火蓮也是眉心一跳,皇帝和娘的這種做法,簡直就是,其心可誅。呂後戚夫人的前車之鑒,自己一個山野草民都知道,做為帝妃的他們又怎麽可能不知道。更何況,就在幾個月前,自己親眼見到那時的娘對曹皇後又是何等的恭敬,這才過了幾天,娘就成這個樣子了。所有的一切就只有一個解釋,他們在逼自己就範,因為眼前的娘這麽做,毫不把曹皇後放在眼裏,無非就是想著自己日後承接帝位,否則皇上歸天之後,那可有娘的苦頭吃了。雖說不至於像戚夫人那樣骸人千古,但明裏暗裏的小鞋那是絕計少不了的了。

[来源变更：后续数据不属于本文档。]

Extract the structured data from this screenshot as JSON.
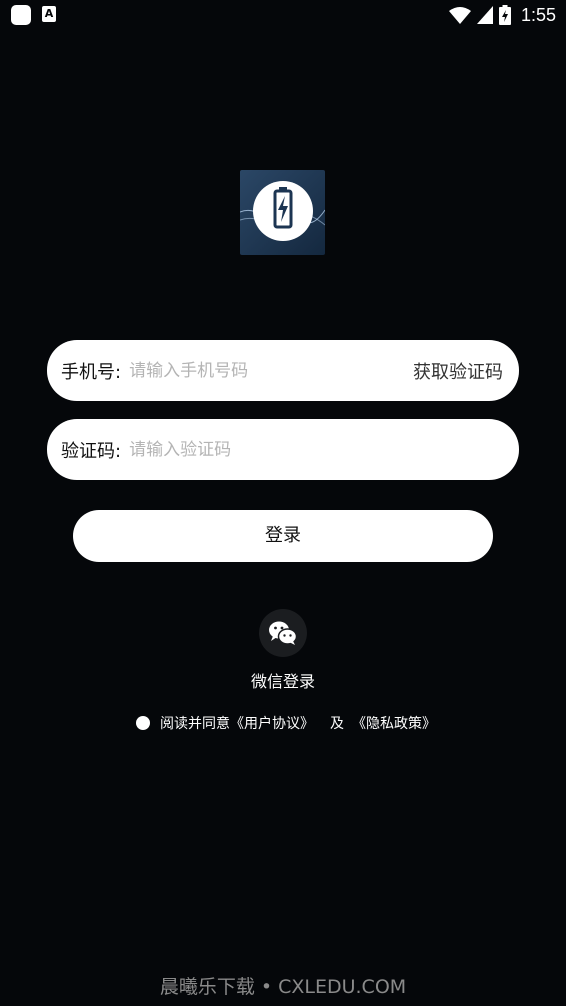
{
  "status_bar": {
    "time": "1:55",
    "app_icon_letter": "A"
  },
  "form": {
    "phone_label": "手机号:",
    "phone_placeholder": "请输入手机号码",
    "get_code_label": "获取验证码",
    "code_label": "验证码:",
    "code_placeholder": "请输入验证码"
  },
  "login_button": "登录",
  "wechat_login": "微信登录",
  "agreement": {
    "prefix": "阅读并同意",
    "user_agreement": "《用户协议》",
    "and": "及",
    "privacy_policy": "《隐私政策》"
  },
  "watermark": "晨曦乐下载 • CXLEDU.COM",
  "colors": {
    "background": "#05070a",
    "field": "#ffffff",
    "placeholder": "#b4b4b4"
  }
}
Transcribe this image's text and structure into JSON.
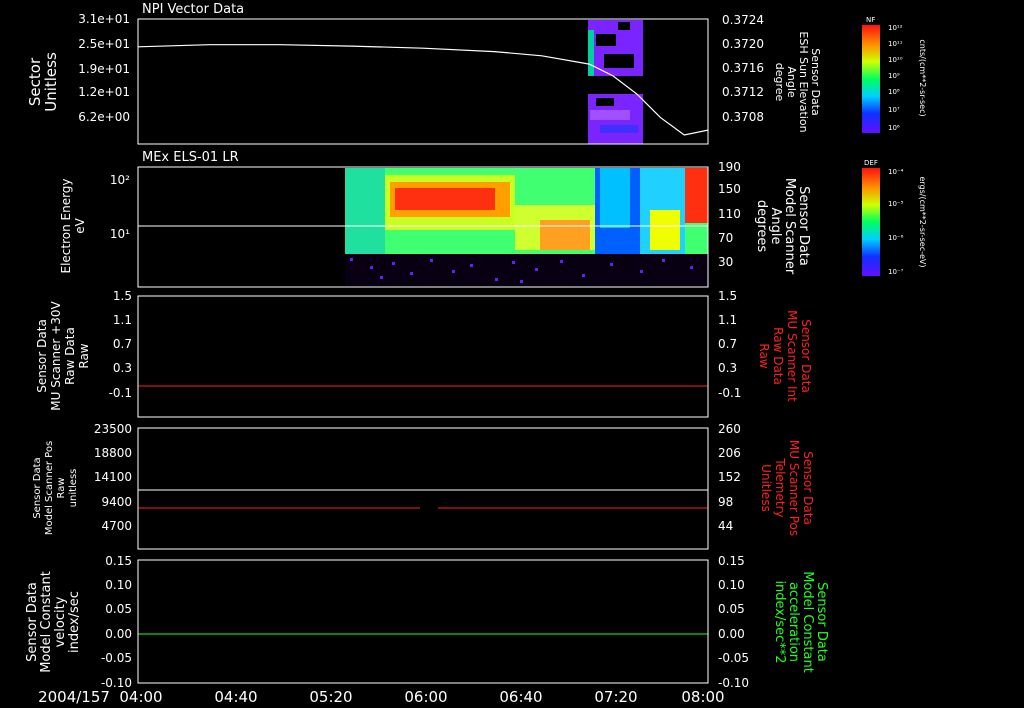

皇帝和張貴妃也分別像火蓮瞧去,卻見火蓮臉色平靜,什麽也瞧不出來。張貴妃暗暗松了一口氣之餘,又不免暗想,這火蓮是不懂呢?還是已經決定了做太子了呢?卻不知火蓮自來是天塌也能只手擋之,對於以後的隱患,雖然看出來了,卻也沒有太多的放在心上。卻對他們二人聯手做戲之事,氣憤不已。

☆、運籌帷幄待強敵

一頓豐盛的宮宴,因為每人都揣了一腔心事,便個個吃的不知其味。眾嬪妃們不知皇帝為何好端端的突然討厭起了珍珠,可他的舉動又分明表明了,就算他討厭白慘慘的珍珠,也絕不討厭張貴妃,一明了皇上討厭珍珠,誰還在頭上項中帶的住啊。雖然項中帶著一串海水珍珠的曹皇後在眾目睽睽下沒動,可下面的那些嬪妃們卻沒有那份定力,一個個戴著珍珠的人,都趁人不見,趕緊把頭上的珍珠釵悄悄向下摘了起來。宴會之初時,是誰戴了珍珠,誰自覺高人一等,誰沒戴珍珠誰自慚形穢。而這會則是完全掉了一個個。看的火蓮心頭一陣陣的發冷。他雖然猜到皇上這一嫌棄珍珠就會給珍珠兜頭一盆冷水,卻不妨如此的立桿見影。

一餐飯畢,東西倒沒有吃下去多少,可是各位嬪妃身上發髻之間的珍珠卻都不見了。

飯後席散火蓮隨著皇帝和張貴妃一起離開,皇帝對火蓮笑道:“你也餓了吧,想吃什麽,景泰宮有小廚房,讓他們給你做去。”